Featuring Polish model Malgosia Bela and Ben Allen, the campaign takes its inspiration from the neon signs and the sandy beaches of the South of France. Black-and-white images of the sea provide the backdrop for bright colors and prints, including Hawaiian shirts and a tuna motif inspired by Smith’s many visits to the Tsukiji Fish Market in Tokyo.
“Bright color and confident use of print are two things that lots of people know and love Paul Smith for,” said the designer. “This felt particularly true in my spring 2018 collection, where the ocean-inspired print was so prominent in many of my designs for both men and women. For the campaign it felt right to bring the brightness and optimism to the fore. It feels like we all need a bit of color right now.”
Smith has returned to the creative helm of his newly restructured company and said it was important to launch a campaign that telegraphs the brand’s message.
“I’ve been in this industry for a long time, but I’ve never known it to move and change as quickly as it is right now. There’s never been so many brands fishing from the same pond. Because of that, it’s so important to deliver a focused and clear message with everything that you’re putting out there – from the advertising campaigns you’re shooting, to the windows and shops you’re merchandising and everything in between,” added the designer.
“It’s simple. These pictures are about great clothes that don’t need an instruction manual.”

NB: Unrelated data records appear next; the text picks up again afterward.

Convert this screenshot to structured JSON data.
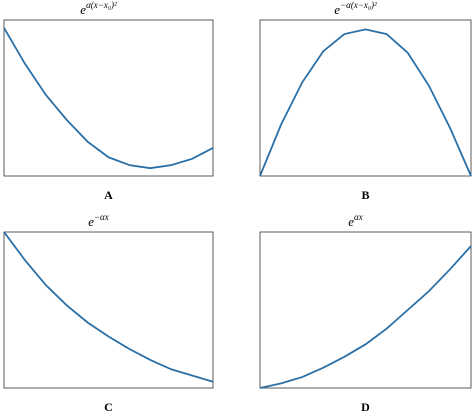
{
  "chart_data": [
    {
      "type": "line",
      "label": "A",
      "title_base": "e",
      "title_exponent": "α(x−x₀)²",
      "color": "#2a6fa6",
      "x": [
        0,
        0.1,
        0.2,
        0.3,
        0.4,
        0.5,
        0.6,
        0.7,
        0.8,
        0.9,
        1
      ],
      "values": [
        0.95,
        0.72,
        0.52,
        0.36,
        0.22,
        0.12,
        0.07,
        0.05,
        0.07,
        0.11,
        0.18
      ],
      "xlim": [
        0,
        1
      ],
      "ylim": [
        0,
        1
      ]
    },
    {
      "type": "line",
      "label": "B",
      "title_base": "e",
      "title_exponent": "−α(x−x₀)²",
      "color": "#2a6fa6",
      "x": [
        0,
        0.1,
        0.2,
        0.3,
        0.4,
        0.5,
        0.6,
        0.7,
        0.8,
        0.9,
        1
      ],
      "values": [
        0,
        0.33,
        0.6,
        0.8,
        0.91,
        0.94,
        0.91,
        0.79,
        0.58,
        0.31,
        0
      ],
      "xlim": [
        0,
        1
      ],
      "ylim": [
        0,
        1
      ]
    },
    {
      "type": "line",
      "label": "C",
      "title_base": "e",
      "title_exponent": "−αx",
      "color": "#2a6fa6",
      "x": [
        0,
        0.1,
        0.2,
        0.3,
        0.4,
        0.5,
        0.6,
        0.7,
        0.8,
        0.9,
        1
      ],
      "values": [
        1,
        0.82,
        0.66,
        0.53,
        0.42,
        0.33,
        0.25,
        0.18,
        0.12,
        0.08,
        0.04
      ],
      "xlim": [
        0,
        1
      ],
      "ylim": [
        0,
        1
      ]
    },
    {
      "type": "line",
      "label": "D",
      "title_base": "e",
      "title_exponent": "αx",
      "color": "#2a6fa6",
      "x": [
        0,
        0.1,
        0.2,
        0.3,
        0.4,
        0.5,
        0.6,
        0.7,
        0.8,
        0.9,
        1
      ],
      "values": [
        0,
        0.03,
        0.07,
        0.13,
        0.2,
        0.28,
        0.38,
        0.5,
        0.62,
        0.76,
        0.91
      ],
      "xlim": [
        0,
        1
      ],
      "ylim": [
        0,
        1
      ]
    }
  ]
}
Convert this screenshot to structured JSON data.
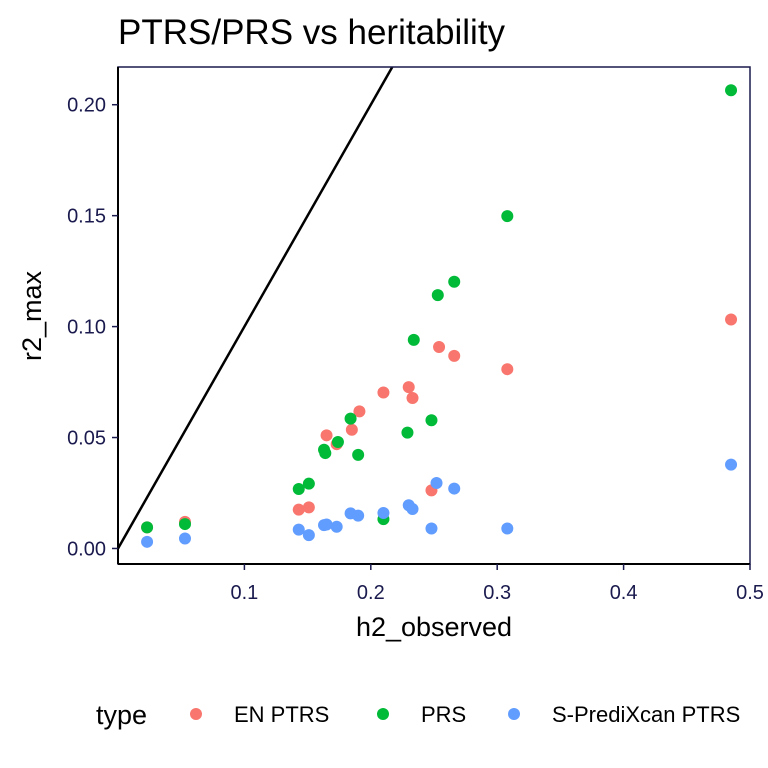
{
  "chart_data": {
    "type": "scatter",
    "title": "PTRS/PRS vs heritability",
    "xlabel": "h2_observed",
    "ylabel": "r2_max",
    "xlim": [
      0.0,
      0.5
    ],
    "ylim": [
      -0.007,
      0.217
    ],
    "x_ticks": [
      {
        "value": 0.1,
        "label": "0.1"
      },
      {
        "value": 0.2,
        "label": "0.2"
      },
      {
        "value": 0.3,
        "label": "0.3"
      },
      {
        "value": 0.4,
        "label": "0.4"
      },
      {
        "value": 0.5,
        "label": "0.5"
      }
    ],
    "y_ticks": [
      {
        "value": 0.0,
        "label": "0.00"
      },
      {
        "value": 0.05,
        "label": "0.05"
      },
      {
        "value": 0.1,
        "label": "0.10"
      },
      {
        "value": 0.15,
        "label": "0.15"
      },
      {
        "value": 0.2,
        "label": "0.20"
      }
    ],
    "grid": false,
    "reference_line": {
      "type": "identity",
      "slope": 1,
      "intercept": 0,
      "color": "#000000"
    },
    "legend": {
      "title": "type",
      "position": "bottom"
    },
    "series": [
      {
        "name": "EN PTRS",
        "color": "#F8766D",
        "points": [
          {
            "x": 0.023,
            "y": 0.0095
          },
          {
            "x": 0.053,
            "y": 0.012
          },
          {
            "x": 0.143,
            "y": 0.0175
          },
          {
            "x": 0.151,
            "y": 0.0185
          },
          {
            "x": 0.165,
            "y": 0.051
          },
          {
            "x": 0.173,
            "y": 0.047
          },
          {
            "x": 0.185,
            "y": 0.0535
          },
          {
            "x": 0.191,
            "y": 0.0618
          },
          {
            "x": 0.21,
            "y": 0.0703
          },
          {
            "x": 0.23,
            "y": 0.0727
          },
          {
            "x": 0.233,
            "y": 0.0678
          },
          {
            "x": 0.248,
            "y": 0.0262
          },
          {
            "x": 0.254,
            "y": 0.0908
          },
          {
            "x": 0.266,
            "y": 0.0868
          },
          {
            "x": 0.308,
            "y": 0.0808
          },
          {
            "x": 0.485,
            "y": 0.1032
          }
        ]
      },
      {
        "name": "PRS",
        "color": "#00BA38",
        "points": [
          {
            "x": 0.023,
            "y": 0.0095
          },
          {
            "x": 0.053,
            "y": 0.011
          },
          {
            "x": 0.143,
            "y": 0.0268
          },
          {
            "x": 0.151,
            "y": 0.0292
          },
          {
            "x": 0.163,
            "y": 0.0445
          },
          {
            "x": 0.164,
            "y": 0.043
          },
          {
            "x": 0.174,
            "y": 0.048
          },
          {
            "x": 0.184,
            "y": 0.0585
          },
          {
            "x": 0.19,
            "y": 0.0422
          },
          {
            "x": 0.21,
            "y": 0.0132
          },
          {
            "x": 0.229,
            "y": 0.0522
          },
          {
            "x": 0.234,
            "y": 0.094
          },
          {
            "x": 0.248,
            "y": 0.0578
          },
          {
            "x": 0.253,
            "y": 0.1142
          },
          {
            "x": 0.266,
            "y": 0.1202
          },
          {
            "x": 0.308,
            "y": 0.1498
          },
          {
            "x": 0.485,
            "y": 0.2065
          }
        ]
      },
      {
        "name": "S-PrediXcan PTRS",
        "color": "#619CFF",
        "points": [
          {
            "x": 0.023,
            "y": 0.003
          },
          {
            "x": 0.053,
            "y": 0.0045
          },
          {
            "x": 0.143,
            "y": 0.0085
          },
          {
            "x": 0.151,
            "y": 0.006
          },
          {
            "x": 0.163,
            "y": 0.0105
          },
          {
            "x": 0.165,
            "y": 0.0108
          },
          {
            "x": 0.173,
            "y": 0.0098
          },
          {
            "x": 0.184,
            "y": 0.0158
          },
          {
            "x": 0.19,
            "y": 0.0148
          },
          {
            "x": 0.21,
            "y": 0.016
          },
          {
            "x": 0.23,
            "y": 0.0195
          },
          {
            "x": 0.233,
            "y": 0.0178
          },
          {
            "x": 0.248,
            "y": 0.009
          },
          {
            "x": 0.252,
            "y": 0.0295
          },
          {
            "x": 0.266,
            "y": 0.027
          },
          {
            "x": 0.308,
            "y": 0.009
          },
          {
            "x": 0.485,
            "y": 0.0378
          }
        ]
      }
    ]
  }
}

In line with the brand’s new digital direction, the campaign will not break in print publications, but will only appear on the brand’s own media platforms.
The past few years saw the company undergo some major changes, which included streamlining its various secondary lines and denim collections into just two labels, Paul Smith and P.S. Paul Smith. It also shifted to a coed runway show format in Paris.

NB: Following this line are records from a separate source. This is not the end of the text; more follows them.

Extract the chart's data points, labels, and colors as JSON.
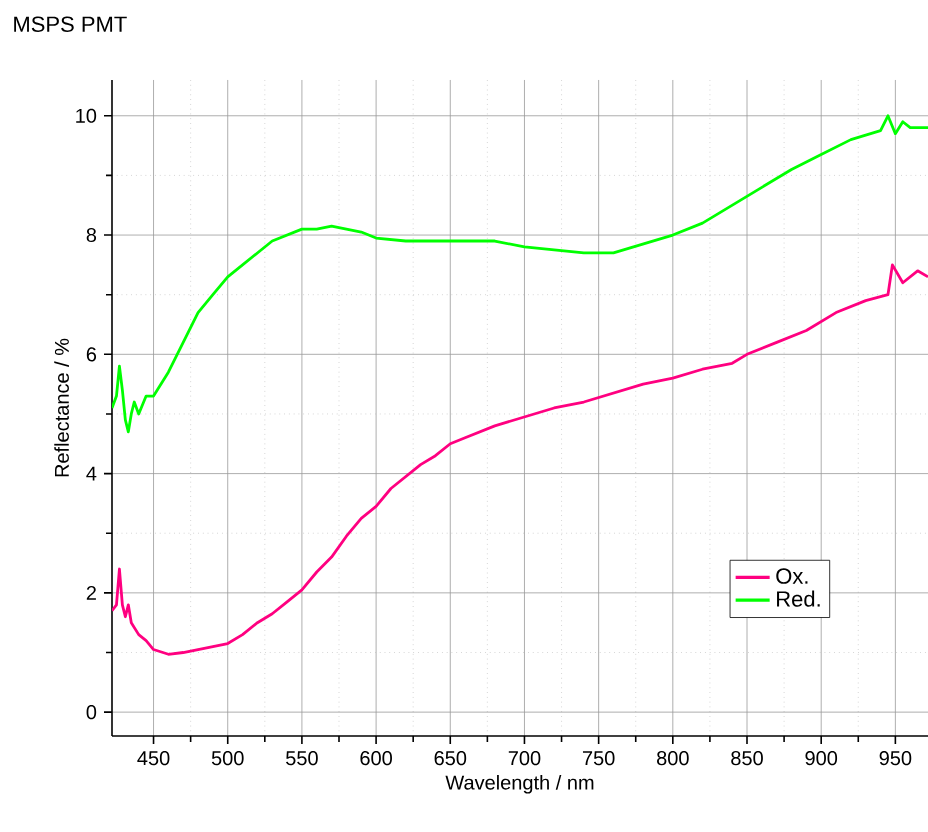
{
  "chart_data": {
    "type": "line",
    "title": "MSPS PMT",
    "xlabel": "Wavelength / nm",
    "ylabel": "Reflectance / %",
    "xlim": [
      422,
      972
    ],
    "ylim": [
      -0.4,
      10.6
    ],
    "xticks": [
      450,
      500,
      550,
      600,
      650,
      700,
      750,
      800,
      850,
      900,
      950
    ],
    "yticks": [
      0,
      2,
      4,
      6,
      8,
      10
    ],
    "grid": true,
    "legend": "bottom right",
    "line_style": "solid",
    "series": [
      {
        "name": "Ox.",
        "color": "#ff0080",
        "x": [
          422,
          425,
          427,
          429,
          431,
          433,
          435,
          440,
          445,
          450,
          460,
          470,
          480,
          490,
          500,
          510,
          520,
          530,
          540,
          550,
          560,
          570,
          580,
          590,
          600,
          610,
          620,
          630,
          640,
          650,
          660,
          680,
          700,
          720,
          740,
          760,
          780,
          800,
          820,
          840,
          850,
          870,
          890,
          910,
          930,
          945,
          948,
          955,
          965,
          972
        ],
        "values": [
          1.7,
          1.8,
          2.4,
          1.8,
          1.6,
          1.8,
          1.5,
          1.3,
          1.2,
          1.05,
          0.97,
          1.0,
          1.05,
          1.1,
          1.15,
          1.3,
          1.5,
          1.65,
          1.85,
          2.05,
          2.35,
          2.6,
          2.95,
          3.25,
          3.45,
          3.75,
          3.95,
          4.15,
          4.3,
          4.5,
          4.6,
          4.8,
          4.95,
          5.1,
          5.2,
          5.35,
          5.5,
          5.6,
          5.75,
          5.85,
          6.0,
          6.2,
          6.4,
          6.7,
          6.9,
          7.0,
          7.5,
          7.2,
          7.4,
          7.3
        ]
      },
      {
        "name": "Red.",
        "color": "#00ff00",
        "x": [
          422,
          425,
          427,
          429,
          431,
          433,
          435,
          437,
          440,
          445,
          450,
          460,
          470,
          480,
          490,
          500,
          510,
          520,
          530,
          540,
          550,
          560,
          570,
          580,
          590,
          600,
          620,
          640,
          660,
          680,
          700,
          720,
          740,
          760,
          780,
          800,
          820,
          840,
          860,
          880,
          900,
          920,
          940,
          945,
          950,
          955,
          960,
          972
        ],
        "values": [
          5.1,
          5.3,
          5.8,
          5.4,
          4.9,
          4.7,
          5.0,
          5.2,
          5.0,
          5.3,
          5.3,
          5.7,
          6.2,
          6.7,
          7.0,
          7.3,
          7.5,
          7.7,
          7.9,
          8.0,
          8.1,
          8.1,
          8.15,
          8.1,
          8.05,
          7.95,
          7.9,
          7.9,
          7.9,
          7.9,
          7.8,
          7.75,
          7.7,
          7.7,
          7.85,
          8.0,
          8.2,
          8.5,
          8.8,
          9.1,
          9.35,
          9.6,
          9.75,
          10.0,
          9.7,
          9.9,
          9.8,
          9.8
        ]
      }
    ]
  }
}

The company has returned to growth, with fall/winter 2017 sales up 14 percent year-over-year, and 11 percent on a like-for-like basis.
“We knew we had to go backwards to go forwards, and we did. Nobody likes to go backwards — which we did for a couple of years — but the reorganization has just come to fruition now. You have to be brave to do it, and you can’t be so arrogant to think that these things don’t apply to you,” said the designer, who has been working on the shop floor of his Albemarle Street store on Saturday afternoons.